Phosphor thermometry evaluation of heat transfer enhancement on a hot plate achieved by a vortex-based fluidic oscillator

Abstract

Recently, a vortex-based feedback fluidic oscillator has been proposed as an alternative to conventional feedback fluidic oscillators. This study aimed to compare the heat transfer performance of a newly designed fluidic oscillator with that of conventional feedback fluidic oscillators with and without an output diffuser using phosphor thermometry. To obtain the instantaneous temperature field in a wide range of high temperatures, a lifetime-based method was employed in two-dimensional phosphor thermography, with Mg4FGeO6: Mn serving as the sensor material and being excited by a UV-LED. A high-speed camera was used to capture images of the hot plate at 4,000 fps.

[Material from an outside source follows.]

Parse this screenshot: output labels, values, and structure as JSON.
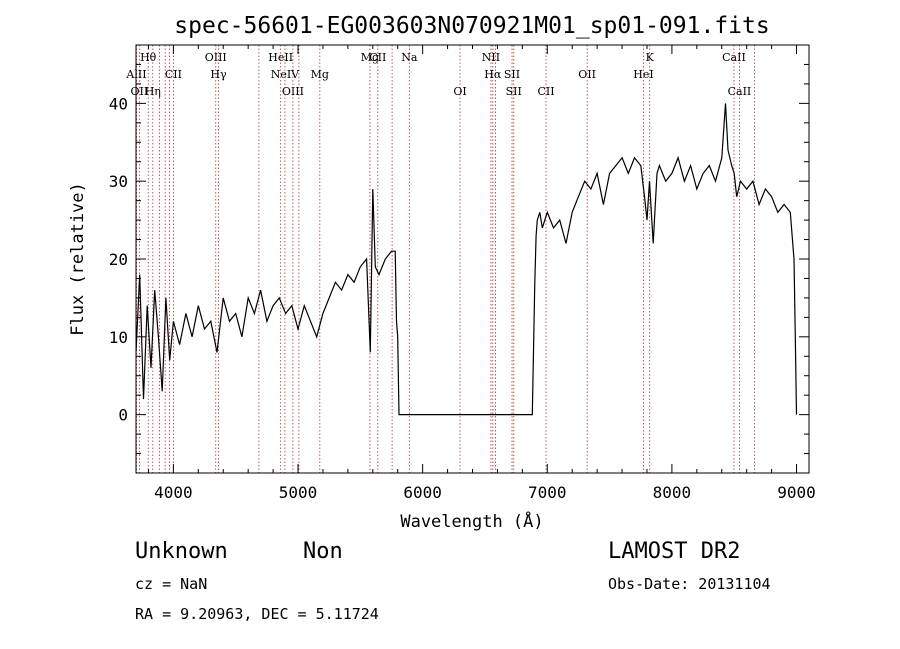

The calibration test was conducted in the temperature range of 25–325 ˚C, and the results were compared with data from thermocouples. The study investigated the impact of the mass flow rate and throat-to-plate distance ratio of three fluidic oscillators to obtain the optimum Nusselt number. The results demonstrated that the newly designed fluidic oscillator exhibited significantly superior cooling effects in comparison to other types of fluidic oscillators. At the lowest ratio of the throat-to-wall distance to the outlet throat height (Z/D = 4.5) and a flow rate of 100 Lpm, the vortex-based fluidic oscillator demonstrated 78 % and 45 % higher heat transfer rates compared to the conventional oscillator with and without an external diffuser, respectively. Furthermore, the newly designed oscillator was more sensitive to the mass flow rate and throat-to-plate distance ratio than the other oscillators.